Pixar gelmiş geçmiş en iyi film stüdyosu olabilir, yaptıkları her şey (bir iki istisna dışında) harika! Günümüzde bazı insanlar; sinema, televizyon ve müziğini geçmiş zamanlardan daha iyi olduğunu savunuyor. Evet günümüzde saçma sapan şeylerin sayısı oldukça fazla fakat Enes Batur’un filminin vizyona girmesini dünyanın sonu olarak görüp her yerde bunun hakkında konuşacağınıza insanlara Coco‘yu önerebilirsiniz.
Filmimiz, ailesi müzikten nefret eden, ancak müzisyen olmak isteyen Meksikalı bir çocuğun hikayesini anlatıyor. Çocuk, hayranı olduğu De La Cruz gibi ünlü bir gitarist olmak istiyor. Bu sebeple bir gün adamın mezarına gidip gitarını çalıyor ve böylece ölüler diyarına hapsoluyor.
Çocuğumuz, burada hem müzik hem de ailesi ile ilgili şeyler öğrenip bu diyardan çıkmaya çalışıyor. Coco teknik olarak mükemmel bir film! Renkli ve canlı kareler bize Meksika kültürünü çok güzel gösteriyor. Sadece kareler değil, belli ki bize Meksika kültürün anlatmak için detaylı bir çalışma yapılmış, ayrıca filmde yaratılan dünya size çok gerçek geliyor.
Animasyon olarak yaratılmış olmasına rağmen karakterler ve mekanlar size bir yaşanmışlık hissi veriyor. Oraya gitmek, orada bulunmak istiyorsunuz ve filmin sonuna geldiğimizde ise muhteşem bir sonla karşılaşıyorsunuz.
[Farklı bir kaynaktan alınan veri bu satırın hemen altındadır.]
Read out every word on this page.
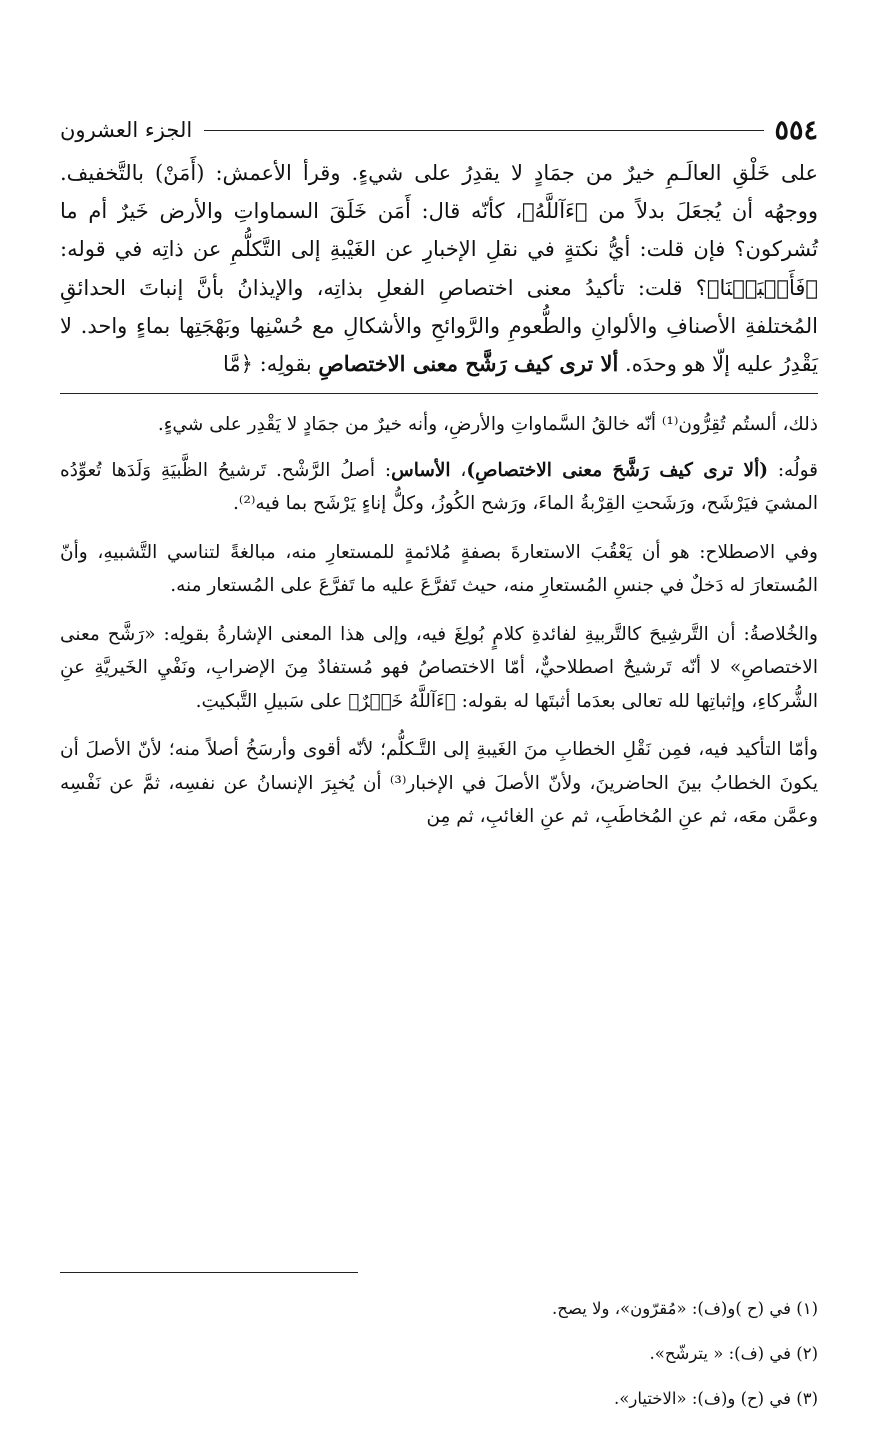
٥٥٤
الجزء العشرون

على خَلْقِ العالَـمِ خيرٌ من جمَادٍ لا يقدِرُ على شيءٍ. وقرأ الأعمش: (أَمَنْ) بالتَّخفيف. ووجهُه أن يُجعَلَ بدلاً من ﴿ءَآللَّهُ﴾، كأنّه قال: أَمَن خَلَقَ السماواتِ والأرض خَيرٌ أم ما تُشركون؟ فإن قلت: أيُّ نكتةٍ في نقلِ الإخبارِ عن الغَيْبةِ إلى التَّكلُّمِ عن ذاتِه في قوله: ﴿فَأَنۢبَتۡنَا﴾؟ قلت: تأكيدُ معنى اختصاصِ الفعلِ بذاتِه، والإيذانُ بأنَّ إنباتَ الحدائقِ المُختلفةِ الأصنافِ والألوانِ والطُّعومِ والرَّوائحِ والأشكالِ مع حُسْنِها وبَهْجَتِها بماءٍ واحد. لا يَقْدِرُ عليه إلّا هو وحدَه. ألا ترى كيف رَشَّح معنى الاختصاصِ بقولِه: ﴿مَّا

ذلك، ألستُم تُقِرُّون⁽¹⁾ أنّه خالقُ السَّماواتِ والأرضِ، وأنه خيرٌ من جمَادٍ لا يَقْدِر على شيءٍ.

قولُه: (ألا ترى كيف رَشَّحَ معنى الاختصاصِ)، الأساس: أصلُ الرَّشْح. تَرشيحُ الظَّبيَةِ وَلَدَها تُعوِّدُه المشيَ فيَرْشَح، ورَشَحتِ القِرْبةُ الماءَ، ورَشح الكُوزُ، وكلُّ إناءٍ يَرْشَح بما فيه⁽²⁾.

وفي الاصطلاح: هو أن يَعْقُبَ الاستعارةَ بصفةٍ مُلائمةٍ للمستعارِ منه، مبالغةً لتناسي التَّشبيهِ، وأنّ المُستعارَ له دَخلٌ في جنسِ المُستعارِ منه، حيث تَفرَّعَ عليه ما تَفرَّعَ على المُستعار منه.

والخُلاصةُ: أن التَّرشِيحَ كالتَّربيةِ لفائدةِ كلامٍ بُولِغَ فيه، وإلى هذا المعنى الإشارةُ بقولِه: «رَشَّح معنى الاختصاصِ» لا أنّه تَرشيحٌ اصطلاحيٌّ، أمّا الاختصاصُ فهو مُستفادٌ مِنَ الإضرابِ، ونَفْيِ الخَيريَّةِ عنِ الشُّركاءِ، وإثباتِها لله تعالى بعدَما أثبتَها له بقوله: ﴿ءَآللَّهُ خَيۡرٌ﴾ على سَبيلِ التَّبكيتِ.

وأمّا التأكيد فيه، فمِن نَقْلِ الخطابِ منَ الغَيبةِ إلى التَّـكلُّم؛ لأنّه أقوى وأرسَخُ أصلاً منه؛ لأنّ الأصلَ أن يكونَ الخطابُ بينَ الحاضرينَ، ولأنّ الأصلَ في الإخبار⁽³⁾ أن يُخبِرَ الإنسانُ عن نفسِه، ثمَّ عن نَفْسِه وعمَّن معَه، ثم عنِ المُخاطَبِ، ثم عنِ الغائبِ، ثم مِن

(١) في (ح )و(ف): «مُقرّون»، ولا يصح.
(٢) في (ف): « يترشّح».
(٣) في (ح) و(ف): «الاختيار».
Coco’nun son 15 dakikası gerçekten inanılmaz. Coco çok iyi ve temiz bir senaryoya sahip, hiç gereksiz sahne bulunmuyor. Disney filmlerindeki harika teknik, güzel Meksika kültürü ile birleşince ortaya böyle bir film çıkıyor.
Film sinemaya orjinal dili ile gelmediği için dublajlı izleyebilir ya da daha sonra izlemeyi tercih edebilirsiniz. Coco ayrıca ölümü hem çocuklar, hem de yetişkinler için düşündürücü ve naif bir biçimde ele alıyor. Kısacası bu film kesinlikle izlenmesi gereken bir film. Filme gidin ve bir şeyler hissedin.